Bliss is not ignorance.
Nor is it out of reach.

*

Lately I find myself lost and adrift. Focus-less. My imagination is a slippery fish; an impossible customer; a comatose painter; a crazed, deaf psychopath.

My genius is buried. I’ve worked on projects, yes. Written copy, munched short stories, taken down poem-moments, shot the breeze with birds, sorted out my taxes and grown weary. Weary of work, weary of spark, weary of both world and the job lot of Humanity itself.

The fathomlessness of the the universe lacks the fairydust of fascination. Every myth drained of power, now nothing but a warning against capriciousness and greed. Like Cinderella, I am encapsulated whole by my own innocence, screaming silently from within the crystalline past. A mime, completely captured. A native’s soul squashed onto film.

Perhaps I have no soul left. Perhaps that remains to be seen.

*

Enter — dreadlocked and wild like some village mystic — the storyteller: tramping each day the length and breadth of our common, pavemented paradise and praying that some karmic impulse might take her for its own (I never could resist a story).

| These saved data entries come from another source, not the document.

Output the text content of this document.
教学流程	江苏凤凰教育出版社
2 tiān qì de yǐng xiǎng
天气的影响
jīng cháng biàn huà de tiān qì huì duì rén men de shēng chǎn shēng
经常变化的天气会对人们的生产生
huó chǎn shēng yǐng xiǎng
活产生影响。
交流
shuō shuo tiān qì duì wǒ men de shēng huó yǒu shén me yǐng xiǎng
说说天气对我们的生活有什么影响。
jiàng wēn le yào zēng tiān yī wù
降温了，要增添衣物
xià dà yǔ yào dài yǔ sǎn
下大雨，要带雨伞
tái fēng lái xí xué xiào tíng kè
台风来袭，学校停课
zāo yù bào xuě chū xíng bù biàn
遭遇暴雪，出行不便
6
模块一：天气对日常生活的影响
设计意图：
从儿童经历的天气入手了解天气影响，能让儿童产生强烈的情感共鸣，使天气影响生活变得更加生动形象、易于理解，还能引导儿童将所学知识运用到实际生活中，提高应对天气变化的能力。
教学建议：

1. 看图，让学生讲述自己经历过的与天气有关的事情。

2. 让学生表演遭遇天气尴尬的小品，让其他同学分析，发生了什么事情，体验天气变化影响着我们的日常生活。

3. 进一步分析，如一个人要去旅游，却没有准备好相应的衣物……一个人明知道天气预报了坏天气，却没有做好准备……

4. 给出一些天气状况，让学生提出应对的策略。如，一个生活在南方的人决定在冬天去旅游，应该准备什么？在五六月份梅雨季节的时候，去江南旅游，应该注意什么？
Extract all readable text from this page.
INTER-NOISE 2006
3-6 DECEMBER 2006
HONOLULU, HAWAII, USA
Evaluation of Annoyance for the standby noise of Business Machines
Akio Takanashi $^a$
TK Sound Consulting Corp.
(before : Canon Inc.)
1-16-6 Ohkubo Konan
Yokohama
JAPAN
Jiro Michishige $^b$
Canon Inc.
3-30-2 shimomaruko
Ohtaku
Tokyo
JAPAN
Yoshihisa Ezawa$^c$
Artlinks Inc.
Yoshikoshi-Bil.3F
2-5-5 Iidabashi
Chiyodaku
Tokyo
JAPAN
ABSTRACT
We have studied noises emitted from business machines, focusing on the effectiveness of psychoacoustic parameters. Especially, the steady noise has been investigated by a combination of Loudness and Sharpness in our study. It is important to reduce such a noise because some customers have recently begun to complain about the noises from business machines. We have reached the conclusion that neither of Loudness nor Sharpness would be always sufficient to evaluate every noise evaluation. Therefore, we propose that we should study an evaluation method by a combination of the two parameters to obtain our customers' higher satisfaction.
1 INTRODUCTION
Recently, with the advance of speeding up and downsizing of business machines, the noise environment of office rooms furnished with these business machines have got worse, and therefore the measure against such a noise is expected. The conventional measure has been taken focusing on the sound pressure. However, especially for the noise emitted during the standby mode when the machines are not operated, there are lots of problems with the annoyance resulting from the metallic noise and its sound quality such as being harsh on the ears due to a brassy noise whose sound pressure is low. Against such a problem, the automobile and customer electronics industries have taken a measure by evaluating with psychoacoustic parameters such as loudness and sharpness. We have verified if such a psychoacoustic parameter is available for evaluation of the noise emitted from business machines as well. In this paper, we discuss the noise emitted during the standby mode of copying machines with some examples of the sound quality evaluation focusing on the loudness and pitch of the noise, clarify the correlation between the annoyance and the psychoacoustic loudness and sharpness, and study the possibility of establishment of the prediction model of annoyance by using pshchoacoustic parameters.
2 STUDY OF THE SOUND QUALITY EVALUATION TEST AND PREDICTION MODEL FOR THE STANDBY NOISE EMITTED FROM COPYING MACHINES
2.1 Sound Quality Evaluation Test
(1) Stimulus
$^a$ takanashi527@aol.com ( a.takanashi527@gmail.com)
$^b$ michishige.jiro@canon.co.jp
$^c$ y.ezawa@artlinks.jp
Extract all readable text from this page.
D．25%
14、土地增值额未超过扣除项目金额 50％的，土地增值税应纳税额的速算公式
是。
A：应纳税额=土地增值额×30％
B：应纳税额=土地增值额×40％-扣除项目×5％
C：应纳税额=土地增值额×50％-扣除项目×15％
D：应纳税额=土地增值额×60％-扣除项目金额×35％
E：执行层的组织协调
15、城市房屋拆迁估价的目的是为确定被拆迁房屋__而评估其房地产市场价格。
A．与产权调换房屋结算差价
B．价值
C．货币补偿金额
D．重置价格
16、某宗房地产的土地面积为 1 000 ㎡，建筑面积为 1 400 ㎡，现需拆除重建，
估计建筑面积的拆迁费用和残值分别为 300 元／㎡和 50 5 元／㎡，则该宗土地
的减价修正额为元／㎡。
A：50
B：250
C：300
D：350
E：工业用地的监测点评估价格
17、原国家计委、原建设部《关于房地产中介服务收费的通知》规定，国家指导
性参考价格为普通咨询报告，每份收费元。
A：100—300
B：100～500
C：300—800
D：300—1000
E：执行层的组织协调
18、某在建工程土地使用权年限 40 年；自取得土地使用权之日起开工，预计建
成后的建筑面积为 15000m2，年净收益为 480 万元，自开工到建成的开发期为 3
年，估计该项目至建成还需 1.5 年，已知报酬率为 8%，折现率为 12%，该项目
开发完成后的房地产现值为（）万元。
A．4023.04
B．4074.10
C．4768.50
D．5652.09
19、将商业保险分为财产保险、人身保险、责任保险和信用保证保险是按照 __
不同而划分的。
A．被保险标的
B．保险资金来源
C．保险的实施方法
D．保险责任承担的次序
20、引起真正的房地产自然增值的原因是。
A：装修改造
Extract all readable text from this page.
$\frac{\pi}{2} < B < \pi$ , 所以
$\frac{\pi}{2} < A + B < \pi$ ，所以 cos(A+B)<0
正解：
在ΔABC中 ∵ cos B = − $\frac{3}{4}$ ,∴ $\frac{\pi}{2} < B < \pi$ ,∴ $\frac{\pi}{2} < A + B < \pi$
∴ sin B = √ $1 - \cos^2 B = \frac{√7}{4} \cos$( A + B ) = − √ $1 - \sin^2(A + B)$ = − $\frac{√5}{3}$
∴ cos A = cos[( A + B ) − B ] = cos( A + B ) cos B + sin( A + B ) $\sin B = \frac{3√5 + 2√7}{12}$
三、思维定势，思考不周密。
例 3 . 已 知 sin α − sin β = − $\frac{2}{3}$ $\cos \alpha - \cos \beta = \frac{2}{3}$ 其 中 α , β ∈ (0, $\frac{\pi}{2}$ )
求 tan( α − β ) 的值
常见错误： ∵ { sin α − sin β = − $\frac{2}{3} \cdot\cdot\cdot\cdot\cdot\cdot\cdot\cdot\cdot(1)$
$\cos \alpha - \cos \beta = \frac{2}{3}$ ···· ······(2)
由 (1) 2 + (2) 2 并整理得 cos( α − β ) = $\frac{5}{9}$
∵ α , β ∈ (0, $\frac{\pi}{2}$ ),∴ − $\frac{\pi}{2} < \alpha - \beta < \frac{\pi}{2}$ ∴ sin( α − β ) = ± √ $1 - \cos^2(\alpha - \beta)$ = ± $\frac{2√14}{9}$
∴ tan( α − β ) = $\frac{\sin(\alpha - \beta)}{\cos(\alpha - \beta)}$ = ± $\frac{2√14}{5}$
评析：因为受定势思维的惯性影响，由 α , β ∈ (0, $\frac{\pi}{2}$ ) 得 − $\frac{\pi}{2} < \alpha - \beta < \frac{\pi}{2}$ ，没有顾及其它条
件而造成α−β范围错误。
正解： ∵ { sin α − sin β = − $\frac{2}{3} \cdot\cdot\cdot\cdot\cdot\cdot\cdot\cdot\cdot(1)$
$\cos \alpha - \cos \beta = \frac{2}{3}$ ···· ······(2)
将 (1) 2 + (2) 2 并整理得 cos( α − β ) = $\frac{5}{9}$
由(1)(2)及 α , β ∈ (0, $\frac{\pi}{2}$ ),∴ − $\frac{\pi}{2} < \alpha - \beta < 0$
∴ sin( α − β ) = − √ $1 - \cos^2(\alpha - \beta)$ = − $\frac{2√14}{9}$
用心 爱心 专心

I talk to plants. Words drip off my tongue like water, ripening strawberries to a deep, juicy red. Animals follow me for miles after chance, investigatory meetings. I’ve been known to pull notebooks out of a Marks & Spencer’s hedge while exchanging pleasantries with an errant blackbird.

Sometimes I stop dead in the street: frozen. Statuesque. Listening.

I traveled the world in search of true meaning, spending years studying to discover the ‘whys’ of the universe. After all that, you might expect I’d have an enriching secret to share, but it is only this: our common creative heritage pays homage to impartial truths, expressing all the questions and answers we so hastily narrow down to bullet-points and books.

There is a vastness to share, an extra-dimensional universe. . . so many things to transform. To change.

Ancient powers are at work here, in the midst of our beggared youth, our obelisks to acquisition, our dizzy pin-point politics. Every day they go unnoticed — but not always.